Certain statements in this press release, including, but not limited to, the Company’s ability to maintain or grow its portfolio and FFO, expected increases in capitalization rates, benefits from increases in farmland values, increases in operating revenues, and the increase in net asset value per share are “forward-looking statements” within the meaning of Section 27A of the Securities Act of 1933, as amended, and Section 21E of the Securities Exchange Act of 1934, as amended.
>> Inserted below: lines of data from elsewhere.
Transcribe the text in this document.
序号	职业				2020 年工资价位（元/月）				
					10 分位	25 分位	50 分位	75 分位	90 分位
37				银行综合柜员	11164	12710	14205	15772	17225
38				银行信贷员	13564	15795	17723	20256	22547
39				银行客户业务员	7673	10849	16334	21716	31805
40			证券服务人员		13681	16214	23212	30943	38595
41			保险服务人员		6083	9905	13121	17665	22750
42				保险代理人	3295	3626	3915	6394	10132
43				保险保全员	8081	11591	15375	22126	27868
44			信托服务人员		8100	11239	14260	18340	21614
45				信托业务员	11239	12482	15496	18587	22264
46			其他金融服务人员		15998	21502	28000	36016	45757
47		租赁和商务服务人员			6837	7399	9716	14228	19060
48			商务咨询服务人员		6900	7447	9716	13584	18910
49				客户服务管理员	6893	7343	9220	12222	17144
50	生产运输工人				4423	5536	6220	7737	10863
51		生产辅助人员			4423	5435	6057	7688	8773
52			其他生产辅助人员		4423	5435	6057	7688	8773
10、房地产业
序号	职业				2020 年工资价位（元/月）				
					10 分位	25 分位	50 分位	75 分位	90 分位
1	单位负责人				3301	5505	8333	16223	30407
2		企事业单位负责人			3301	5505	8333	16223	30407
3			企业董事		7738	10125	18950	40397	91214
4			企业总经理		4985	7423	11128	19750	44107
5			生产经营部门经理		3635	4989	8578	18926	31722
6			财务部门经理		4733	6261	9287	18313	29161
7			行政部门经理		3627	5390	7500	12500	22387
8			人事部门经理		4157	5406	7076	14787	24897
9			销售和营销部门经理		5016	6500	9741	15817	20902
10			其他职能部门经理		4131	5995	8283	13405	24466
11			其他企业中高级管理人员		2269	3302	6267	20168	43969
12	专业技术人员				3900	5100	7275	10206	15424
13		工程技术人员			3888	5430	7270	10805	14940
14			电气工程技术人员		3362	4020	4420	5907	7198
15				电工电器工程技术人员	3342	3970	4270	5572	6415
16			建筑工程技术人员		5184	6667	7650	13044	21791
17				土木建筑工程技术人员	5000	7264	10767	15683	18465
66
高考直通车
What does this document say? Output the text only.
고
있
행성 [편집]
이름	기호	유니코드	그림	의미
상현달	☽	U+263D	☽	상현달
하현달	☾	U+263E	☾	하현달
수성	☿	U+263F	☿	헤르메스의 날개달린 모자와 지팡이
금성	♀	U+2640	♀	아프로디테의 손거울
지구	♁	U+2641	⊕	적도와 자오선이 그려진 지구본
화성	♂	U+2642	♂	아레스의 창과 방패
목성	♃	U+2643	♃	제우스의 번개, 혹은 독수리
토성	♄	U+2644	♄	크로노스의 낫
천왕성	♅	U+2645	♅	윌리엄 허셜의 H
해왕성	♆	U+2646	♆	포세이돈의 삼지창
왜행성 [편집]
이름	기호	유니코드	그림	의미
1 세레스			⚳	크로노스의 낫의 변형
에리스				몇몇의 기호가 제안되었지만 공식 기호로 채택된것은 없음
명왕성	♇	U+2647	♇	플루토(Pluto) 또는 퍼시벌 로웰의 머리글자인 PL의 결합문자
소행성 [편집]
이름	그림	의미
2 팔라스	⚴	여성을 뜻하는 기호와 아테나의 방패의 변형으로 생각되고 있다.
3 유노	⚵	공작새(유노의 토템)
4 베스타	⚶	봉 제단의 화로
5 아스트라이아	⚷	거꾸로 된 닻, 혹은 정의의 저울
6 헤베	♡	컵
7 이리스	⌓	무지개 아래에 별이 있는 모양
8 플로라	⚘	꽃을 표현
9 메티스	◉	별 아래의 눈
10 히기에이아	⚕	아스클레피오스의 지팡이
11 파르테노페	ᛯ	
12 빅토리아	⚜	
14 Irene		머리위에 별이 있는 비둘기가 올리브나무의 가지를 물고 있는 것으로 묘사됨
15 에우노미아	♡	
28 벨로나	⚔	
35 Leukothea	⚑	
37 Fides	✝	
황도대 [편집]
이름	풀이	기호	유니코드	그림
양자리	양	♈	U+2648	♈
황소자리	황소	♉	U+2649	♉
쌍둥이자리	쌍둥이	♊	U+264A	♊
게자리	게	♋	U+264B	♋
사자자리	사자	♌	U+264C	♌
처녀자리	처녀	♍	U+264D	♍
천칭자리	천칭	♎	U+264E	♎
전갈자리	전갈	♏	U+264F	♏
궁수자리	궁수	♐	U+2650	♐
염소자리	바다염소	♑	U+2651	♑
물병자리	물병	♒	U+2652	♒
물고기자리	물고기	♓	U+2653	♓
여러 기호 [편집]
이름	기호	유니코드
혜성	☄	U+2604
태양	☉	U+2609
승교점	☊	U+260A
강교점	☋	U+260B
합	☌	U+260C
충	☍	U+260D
These forward-looking statements inherently involve certain risks and uncertainties, although they are based on the Company’s current plans that are believed to be reasonable as of the date of this press release. Factors that may cause actual results to differ materially from these forward-looking statements include, but are not limited to, the Company’s ability to procure financing for investments; downturns in the current economic environment; the performance of its tenants; the impact of competition on its efforts to renew existing leases or re-lease real property; and significant changes in interest rates. Additional factors that could cause actual results to differ materially from those stated or implied by its forward-looking statements are disclosed under the caption "Risk Factors" of its Form 10-K for the fiscal year ended December 31, 2015, as filed with the SEC on February 23, 2016, and its Form 10-Q for the three and nine months ended September 30, 2016, as filed with the SEC of even date herewith. The Company cautions readers not to place undue reliance on any such forward-looking statements, which speak only as of the date made. The Company undertakes no obligation to publicly update or revise any forward-looking statements, whether as a result of new information, future events or otherwise, except as required by law.